“Strange Waste” is the latest sonic conjuring by Detroit-based Punk metallers, Child Bite. An EP with such a distinctive title and manic musical aggression clearly needed a fitting cover—an image to convey (or contain) the madness inside. That’s why vocalist/multi-instrumentalist, Shawn Knight, decided to take the bull by the horns and create the recording’s artwork.
The result is partly disturbing and psychedelic but also beautiful to look at. Metal Band Art briefly interviewed Shawn about the process of putting his vision together—and at the service of his band’s music.
Who came up with the idea/concept for this cover and what inspired it?
SK: I generally do the art for our band, so the rest of the guys trust me to come up with whatever direction I feel like pursuing. We title our records as a group; each submitting a couple ideas and then we vote on them. This time around Clancy (bassist) submitted the winning title, “Strange Waste.” So I had that to work with – ha! I also write the lyrics for our songs, which are often every day topics written in a colorful, fantastic way. Other tunes are totally abstract, while others are fictional stories. This leaves visual interpretation pretty wide open. The only constant throughout this latest era of the band (2012-now) has been my illustrations & bright colors. As far as the concept for this particular release, it was more inspired by me just wanting to draw a large scale, fucked up landscape. A strange wasteland?
As one of the band’s members… was it a natural progression for you to be in charge of designing the artwork?
SK: Definitely. I’ve been doing art & music for as long as I can remember, and they always overlap. Early memories include trying to emulate Pushead’s Metallica skulls in my middle school notebooks. I handled the art for all of my high school bands tapes & flyers. I’ve always handled the art for Child Bite records & merch (either completely or collaboration), but it wasn’t until “Monomania” (2012) that I established a look for the band to stick with. It makes sense for a band to handle as many of the non-music responsibilities as possible themselves. Nobody is ever going to care about your band as much as you do. Plus, you can’t beat the price.

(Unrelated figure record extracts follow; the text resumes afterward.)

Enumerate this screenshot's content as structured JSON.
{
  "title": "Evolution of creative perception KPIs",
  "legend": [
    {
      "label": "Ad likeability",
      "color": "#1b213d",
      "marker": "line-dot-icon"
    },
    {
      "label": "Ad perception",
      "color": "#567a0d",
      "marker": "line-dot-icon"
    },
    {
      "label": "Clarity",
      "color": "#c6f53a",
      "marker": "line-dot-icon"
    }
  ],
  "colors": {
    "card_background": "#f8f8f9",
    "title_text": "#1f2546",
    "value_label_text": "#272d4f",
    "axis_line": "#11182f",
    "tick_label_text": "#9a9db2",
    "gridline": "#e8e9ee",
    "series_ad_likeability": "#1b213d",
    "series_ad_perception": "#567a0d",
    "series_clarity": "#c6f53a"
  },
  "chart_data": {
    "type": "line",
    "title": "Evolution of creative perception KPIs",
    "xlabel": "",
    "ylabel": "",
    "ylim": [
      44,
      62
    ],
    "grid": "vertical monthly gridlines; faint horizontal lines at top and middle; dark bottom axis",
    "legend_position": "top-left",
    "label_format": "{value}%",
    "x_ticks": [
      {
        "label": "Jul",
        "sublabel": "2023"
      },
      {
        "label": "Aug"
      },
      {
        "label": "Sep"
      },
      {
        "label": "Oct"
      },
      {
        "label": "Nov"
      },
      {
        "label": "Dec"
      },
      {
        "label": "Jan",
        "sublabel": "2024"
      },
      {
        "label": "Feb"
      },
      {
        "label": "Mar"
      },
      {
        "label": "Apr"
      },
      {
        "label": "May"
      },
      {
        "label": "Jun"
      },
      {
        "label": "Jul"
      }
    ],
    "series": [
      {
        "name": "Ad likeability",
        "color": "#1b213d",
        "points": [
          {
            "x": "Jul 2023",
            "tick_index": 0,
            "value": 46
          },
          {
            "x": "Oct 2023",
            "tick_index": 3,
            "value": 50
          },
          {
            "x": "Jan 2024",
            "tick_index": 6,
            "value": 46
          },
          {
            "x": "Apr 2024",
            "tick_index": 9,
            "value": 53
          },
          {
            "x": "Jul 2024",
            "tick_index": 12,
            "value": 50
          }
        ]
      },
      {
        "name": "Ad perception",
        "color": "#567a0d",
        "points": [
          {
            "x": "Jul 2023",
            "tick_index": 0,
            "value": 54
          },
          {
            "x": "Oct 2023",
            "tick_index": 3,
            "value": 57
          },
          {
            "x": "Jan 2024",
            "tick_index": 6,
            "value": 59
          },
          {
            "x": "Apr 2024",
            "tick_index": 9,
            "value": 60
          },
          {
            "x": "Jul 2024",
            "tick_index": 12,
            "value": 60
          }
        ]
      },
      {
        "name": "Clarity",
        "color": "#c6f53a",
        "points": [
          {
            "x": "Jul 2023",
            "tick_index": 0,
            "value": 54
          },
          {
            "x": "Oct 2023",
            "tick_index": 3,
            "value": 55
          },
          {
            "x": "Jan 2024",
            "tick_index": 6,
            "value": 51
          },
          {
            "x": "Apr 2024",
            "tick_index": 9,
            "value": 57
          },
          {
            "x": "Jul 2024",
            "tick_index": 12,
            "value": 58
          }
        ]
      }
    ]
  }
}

What’s the technique/medium you used to create the artwork?
SK: All of my illustrations are done with Sharpies and then colored in Photoshop. Usually I draw small portions of a piece, scan the pieces and then assemble in the computer. This time around I wanted to do a single large scale illustration, so I bought a 40″x20″ art board to serve as my canvas. I sketched it all out in pencil, inked it, and then had a friend photograph the black & white piece. At this point I attempted some watercolors, which I failed at miserably. At that point I resorted back to the black & white photograph (my real life version of hitting the “save” button). I colored it digitally while watching/listening to a 4 hour documentary about the Nightmare on Elm Street films; it was the perfect length. It’s good to try new things, but there’s also nothing wrong with playing to your strengths & utilizing tried & true methods, especially when a project is due yesterday.
Have you designed artworks for any other bands/artist?
SK: I have been pretty lucky to work with several of my favorite bands. Usually it has been through my poster work, and once in a while that leads to more work. Carcass, the Misfits, Goblin, tons of rad bands. What’s even more exciting is when I have been able to work on art directly for the band to use on some sort of merchandise; that’s an even bigger validation. I was particularly excited to have Faith No More hire me for several tour shirts. Having my art on a Napalm Death hoodie was pretty fucking cool too.